The law’s intent is to help improve public safety by keeping guns out of the hands of people who shouldn’t have them. Considering that the requirement for checks involving licensed dealers led to nearly 14,000 gun purchases being blocked over the past seven years, there’s no question that extending it to nonlicensed dealers would produce results.

Does it mean prohibited individuals won’t find another way? No. Will it alone curb the epidemic of gun violence in our state? No.

But it throws up a much-needed roadblock. The sheriffs should be working constructively to make it effective, not stiff-arming it.

Not only does their resistance threaten the safety of their constituents, it sets a dangerous precedent for our democracy.

The sheriffs may claim that they’re representing the will of the voters in their counties, given that the 2016 ballot measure carried even though it was rejected in every county except Clark.

Another element of the narrative coming from opponents of the law is that Nevada elected leaders take an oath to defend the constitutions of the state and the United States, and that the statute is an infringement of constitutional rights.

But they’re conveniently ignoring that in 2015, lawmakers passed a law requiring counties to uphold state gun laws and prohibiting local governments from passing any gun regulations more stringent than those in state law.
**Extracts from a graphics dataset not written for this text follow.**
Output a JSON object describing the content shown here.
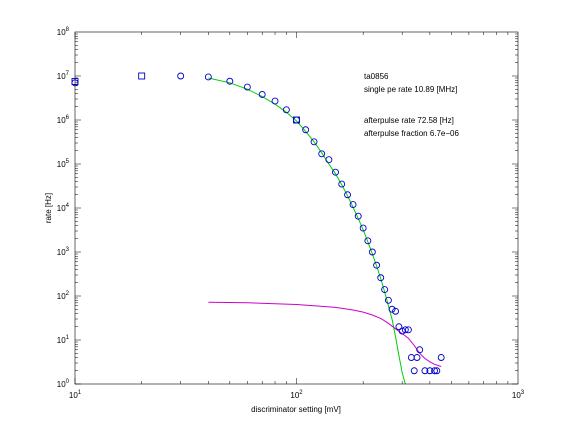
{
  "chart_data": {
    "type": "scatter",
    "xscale": "log",
    "yscale": "log",
    "xlim": [
      10,
      1000
    ],
    "ylim": [
      1,
      100000000
    ],
    "grid": false,
    "xlabel": "discriminator setting [mV]",
    "ylabel": "rate [Hz]",
    "x_tick_labels": [
      {
        "base": "10",
        "exp": "1",
        "value": 10
      },
      {
        "base": "10",
        "exp": "2",
        "value": 100
      },
      {
        "base": "10",
        "exp": "3",
        "value": 1000
      }
    ],
    "y_tick_labels": [
      {
        "base": "10",
        "exp": "0",
        "value": 1
      },
      {
        "base": "10",
        "exp": "1",
        "value": 10
      },
      {
        "base": "10",
        "exp": "2",
        "value": 100
      },
      {
        "base": "10",
        "exp": "3",
        "value": 1000
      },
      {
        "base": "10",
        "exp": "4",
        "value": 10000
      },
      {
        "base": "10",
        "exp": "5",
        "value": 100000
      },
      {
        "base": "10",
        "exp": "6",
        "value": 1000000
      },
      {
        "base": "10",
        "exp": "7",
        "value": 10000000
      },
      {
        "base": "10",
        "exp": "8",
        "value": 100000000
      }
    ],
    "annotations": [
      "ta0856",
      "single pe rate 10.89 [MHz]",
      "afterpulse rate 72.58 [Hz]",
      "afterpulse fraction 6.7e−06"
    ],
    "series": [
      {
        "marker": "square",
        "color": "#0000cc",
        "x": [
          10,
          20,
          100
        ],
        "y": [
          7500000,
          10000000,
          1000000
        ]
      },
      {
        "marker": "circle",
        "color": "#0000cc",
        "x": [
          10,
          30,
          40,
          50,
          60,
          70,
          80,
          90,
          100,
          110,
          120,
          130,
          140,
          150,
          160,
          170,
          180,
          190,
          200,
          210,
          220,
          230,
          240,
          250,
          260,
          270,
          280,
          290,
          300,
          310,
          320,
          330,
          340,
          350,
          360,
          380,
          400,
          420,
          430,
          450
        ],
        "y": [
          7000000,
          10000000,
          9500000,
          7600000,
          5600000,
          3800000,
          2700000,
          1700000,
          1000000,
          600000,
          320000,
          170000,
          125000,
          65000,
          35000,
          20000,
          12000,
          6500,
          3500,
          1800,
          1000,
          500,
          260,
          140,
          80,
          50,
          45,
          20,
          16,
          17,
          17,
          4,
          2,
          4,
          6,
          2,
          2,
          2,
          2,
          4
        ]
      },
      {
        "type": "line",
        "color": "#00cc00",
        "x": [
          40,
          50,
          60,
          70,
          80,
          90,
          100,
          110,
          120,
          130,
          140,
          150,
          160,
          170,
          180,
          190,
          200,
          210,
          220,
          230,
          240,
          250,
          260,
          270,
          280,
          290,
          300,
          310
        ],
        "y": [
          9000000,
          7000000,
          5000000,
          3400000,
          2300000,
          1500000,
          950000,
          550000,
          320000,
          180000,
          100000,
          60000,
          34000,
          19000,
          10500,
          5800,
          3200,
          1700,
          920,
          480,
          250,
          125,
          60,
          30,
          12,
          4.5,
          1.8,
          1
        ]
      },
      {
        "type": "line",
        "color": "#cc00cc",
        "x": [
          40,
          60,
          80,
          100,
          120,
          150,
          180,
          200,
          220,
          240,
          260,
          280,
          300,
          320,
          340,
          360,
          380,
          400,
          420,
          450
        ],
        "y": [
          72,
          70,
          67,
          64,
          60,
          55,
          48,
          43,
          37,
          31,
          24,
          18,
          14,
          11,
          7.5,
          5.0,
          3.8,
          3.2,
          2.8,
          2.5
        ]
      }
    ]
  }
}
Ironically, Republicans — many of whom identified as having the same pro-gun values as these sheriffs — were in control of the governor’s office and both chambers of the Legislature the year that law was passed.

The bottom line is that enforcing the will of voters on a county-by-county basis flies in the face of the principle of majority rule.

Given the likelihood of a legal challenge against the law, it’s anybody’s guess how this all will play out.

But these sheriffs should think about the fact that felons, domestic abusers, unscrupulous gun dealers and others like them are among those who would back their stance on the issue.